Police say a brown bear mauled an Eagle River man walking on a hiking trail near his home Saturday evening, leaving him with scalp injuries and claw marks on his back.
The man, identified by police as 57-year-old Howard Meyer, was on a trail described by police as about one mile from Eagle River Road.
At 6 p.m. Saturday a bear knocked him down from behind, said Anchorage Police Department spokesman Lt. Dave Parker.
It's unclear exactly where that trail is or in which direction Meyer was hiking.

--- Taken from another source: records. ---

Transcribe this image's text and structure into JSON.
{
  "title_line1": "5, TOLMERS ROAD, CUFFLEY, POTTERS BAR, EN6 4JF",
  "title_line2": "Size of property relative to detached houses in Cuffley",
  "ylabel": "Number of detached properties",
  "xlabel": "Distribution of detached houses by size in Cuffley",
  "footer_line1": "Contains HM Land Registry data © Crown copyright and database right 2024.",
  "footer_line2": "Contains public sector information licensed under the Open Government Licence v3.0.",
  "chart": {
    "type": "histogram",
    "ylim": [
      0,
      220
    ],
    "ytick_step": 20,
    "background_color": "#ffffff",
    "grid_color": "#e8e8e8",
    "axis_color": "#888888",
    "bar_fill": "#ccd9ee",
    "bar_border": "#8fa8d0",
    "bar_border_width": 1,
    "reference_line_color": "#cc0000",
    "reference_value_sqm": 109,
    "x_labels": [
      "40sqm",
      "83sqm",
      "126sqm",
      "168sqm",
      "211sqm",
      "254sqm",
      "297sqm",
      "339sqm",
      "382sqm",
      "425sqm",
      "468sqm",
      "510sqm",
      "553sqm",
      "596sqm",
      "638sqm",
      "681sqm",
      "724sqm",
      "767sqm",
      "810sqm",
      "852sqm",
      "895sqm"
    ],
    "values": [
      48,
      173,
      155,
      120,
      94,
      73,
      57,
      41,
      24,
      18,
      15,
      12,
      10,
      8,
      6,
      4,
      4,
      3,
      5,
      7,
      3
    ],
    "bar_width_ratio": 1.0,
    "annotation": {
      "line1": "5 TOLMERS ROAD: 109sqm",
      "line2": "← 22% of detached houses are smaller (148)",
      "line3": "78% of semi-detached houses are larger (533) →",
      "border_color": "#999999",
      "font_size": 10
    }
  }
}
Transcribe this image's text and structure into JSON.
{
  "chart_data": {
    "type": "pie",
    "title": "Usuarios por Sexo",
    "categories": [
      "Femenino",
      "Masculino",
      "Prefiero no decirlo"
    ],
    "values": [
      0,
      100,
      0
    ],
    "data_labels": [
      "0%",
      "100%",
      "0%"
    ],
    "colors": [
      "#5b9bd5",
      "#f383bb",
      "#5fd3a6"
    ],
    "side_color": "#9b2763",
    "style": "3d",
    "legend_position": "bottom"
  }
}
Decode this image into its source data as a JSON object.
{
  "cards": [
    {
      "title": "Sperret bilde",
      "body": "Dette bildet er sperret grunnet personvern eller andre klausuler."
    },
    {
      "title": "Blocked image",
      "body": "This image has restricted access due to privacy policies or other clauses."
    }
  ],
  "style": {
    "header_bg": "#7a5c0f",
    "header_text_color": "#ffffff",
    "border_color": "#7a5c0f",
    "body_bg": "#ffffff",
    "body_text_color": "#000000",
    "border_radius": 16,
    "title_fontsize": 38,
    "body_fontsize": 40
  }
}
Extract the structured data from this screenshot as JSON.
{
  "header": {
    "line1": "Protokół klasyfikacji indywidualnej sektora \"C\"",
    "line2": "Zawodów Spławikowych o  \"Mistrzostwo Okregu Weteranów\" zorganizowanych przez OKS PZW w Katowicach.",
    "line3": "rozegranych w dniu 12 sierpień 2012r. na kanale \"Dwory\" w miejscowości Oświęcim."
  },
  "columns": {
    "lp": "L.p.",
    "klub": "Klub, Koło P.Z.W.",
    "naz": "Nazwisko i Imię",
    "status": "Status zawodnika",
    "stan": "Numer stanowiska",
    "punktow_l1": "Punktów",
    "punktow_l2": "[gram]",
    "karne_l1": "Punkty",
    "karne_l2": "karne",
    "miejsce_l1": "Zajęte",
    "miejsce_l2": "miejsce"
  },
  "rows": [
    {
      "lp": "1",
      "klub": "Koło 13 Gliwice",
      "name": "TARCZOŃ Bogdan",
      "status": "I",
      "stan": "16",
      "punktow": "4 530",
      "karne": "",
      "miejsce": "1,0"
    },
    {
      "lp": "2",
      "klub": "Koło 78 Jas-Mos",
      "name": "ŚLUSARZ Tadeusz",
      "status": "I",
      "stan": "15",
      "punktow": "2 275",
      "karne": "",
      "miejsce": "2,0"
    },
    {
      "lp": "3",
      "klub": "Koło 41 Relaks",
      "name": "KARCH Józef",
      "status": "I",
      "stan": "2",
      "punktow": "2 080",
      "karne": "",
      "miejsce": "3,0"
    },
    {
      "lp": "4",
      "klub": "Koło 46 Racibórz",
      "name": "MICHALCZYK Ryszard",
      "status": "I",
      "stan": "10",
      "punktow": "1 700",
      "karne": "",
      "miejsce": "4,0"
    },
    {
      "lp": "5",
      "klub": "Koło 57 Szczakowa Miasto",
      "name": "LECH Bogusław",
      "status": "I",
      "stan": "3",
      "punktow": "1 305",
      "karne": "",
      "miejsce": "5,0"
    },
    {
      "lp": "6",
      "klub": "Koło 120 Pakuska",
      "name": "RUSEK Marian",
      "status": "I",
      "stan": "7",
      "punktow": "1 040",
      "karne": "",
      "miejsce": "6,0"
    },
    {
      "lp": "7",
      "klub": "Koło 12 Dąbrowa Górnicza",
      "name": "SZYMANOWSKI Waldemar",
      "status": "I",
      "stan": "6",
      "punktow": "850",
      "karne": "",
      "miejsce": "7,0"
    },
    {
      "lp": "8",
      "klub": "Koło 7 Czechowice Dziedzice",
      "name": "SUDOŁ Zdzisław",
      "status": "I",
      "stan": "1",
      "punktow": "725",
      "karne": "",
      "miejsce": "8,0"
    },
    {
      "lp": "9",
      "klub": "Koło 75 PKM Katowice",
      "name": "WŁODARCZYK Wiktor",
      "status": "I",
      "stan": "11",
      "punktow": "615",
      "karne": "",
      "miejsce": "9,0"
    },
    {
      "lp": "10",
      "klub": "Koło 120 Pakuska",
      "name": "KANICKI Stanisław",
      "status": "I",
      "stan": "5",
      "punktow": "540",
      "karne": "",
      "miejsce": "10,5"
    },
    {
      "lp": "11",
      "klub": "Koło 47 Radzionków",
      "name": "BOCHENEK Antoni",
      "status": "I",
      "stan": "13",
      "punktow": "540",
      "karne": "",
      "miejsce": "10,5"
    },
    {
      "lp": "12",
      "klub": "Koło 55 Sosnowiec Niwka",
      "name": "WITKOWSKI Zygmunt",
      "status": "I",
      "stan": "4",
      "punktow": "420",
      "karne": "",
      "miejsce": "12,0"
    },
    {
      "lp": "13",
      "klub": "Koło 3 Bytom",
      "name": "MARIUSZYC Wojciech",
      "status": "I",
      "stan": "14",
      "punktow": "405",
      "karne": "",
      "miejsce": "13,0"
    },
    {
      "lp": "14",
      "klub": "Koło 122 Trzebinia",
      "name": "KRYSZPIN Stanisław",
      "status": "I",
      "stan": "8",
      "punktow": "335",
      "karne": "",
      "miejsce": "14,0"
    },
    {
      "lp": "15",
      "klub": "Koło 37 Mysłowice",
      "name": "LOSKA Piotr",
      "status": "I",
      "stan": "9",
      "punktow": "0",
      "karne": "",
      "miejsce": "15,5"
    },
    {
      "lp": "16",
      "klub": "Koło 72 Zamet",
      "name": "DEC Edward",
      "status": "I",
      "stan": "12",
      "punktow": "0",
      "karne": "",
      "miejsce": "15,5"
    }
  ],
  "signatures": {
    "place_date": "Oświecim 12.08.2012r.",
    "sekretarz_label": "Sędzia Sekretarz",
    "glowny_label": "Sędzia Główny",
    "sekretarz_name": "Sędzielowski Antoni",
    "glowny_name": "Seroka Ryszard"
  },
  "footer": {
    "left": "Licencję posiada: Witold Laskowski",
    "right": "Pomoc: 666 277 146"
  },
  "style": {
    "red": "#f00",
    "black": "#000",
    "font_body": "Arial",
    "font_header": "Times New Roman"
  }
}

Meyer lives on nearby Mariah Drive, a mountainside subdivision below Ram Valley, Parker said.
Mariah Drive is about 3.5 miles from the Eagle River Nature Center.
Meyer told Parker that the bear was "stomping and huffing" at him.
"All of a sudden he's knocked over and rolling around with this very large creature," Parker said.
The bear clawed and bit him but didn't continue the attack for long, Parker said.
When it ran away Meyer was able to call 911 from his cellphone.
When police arrived, they carried rifles in search of the bear.
"There were children playing not too far from there," he said.
But the bear hasn't been seen since, Parker said. Based on its behavior, officers think it may have attacked because it was surprised.
Paramedics transported Meyer to an area hospital where he was treated for his injuries, which police said were not life-threatening.
On Sunday, Meyer was conscious and able to speak briefly from his hospital room. He said he needed to get some sleep.
This is the first report of a bear attack in the Anchorage area police have heard of this year, Parker said.
Asta Spurgis of the Eagle River Nature Center said that while the entire Eagle River Valley is bear habitat, staff and visitors haven't reported any sightings yet this year -- just tracks and scat.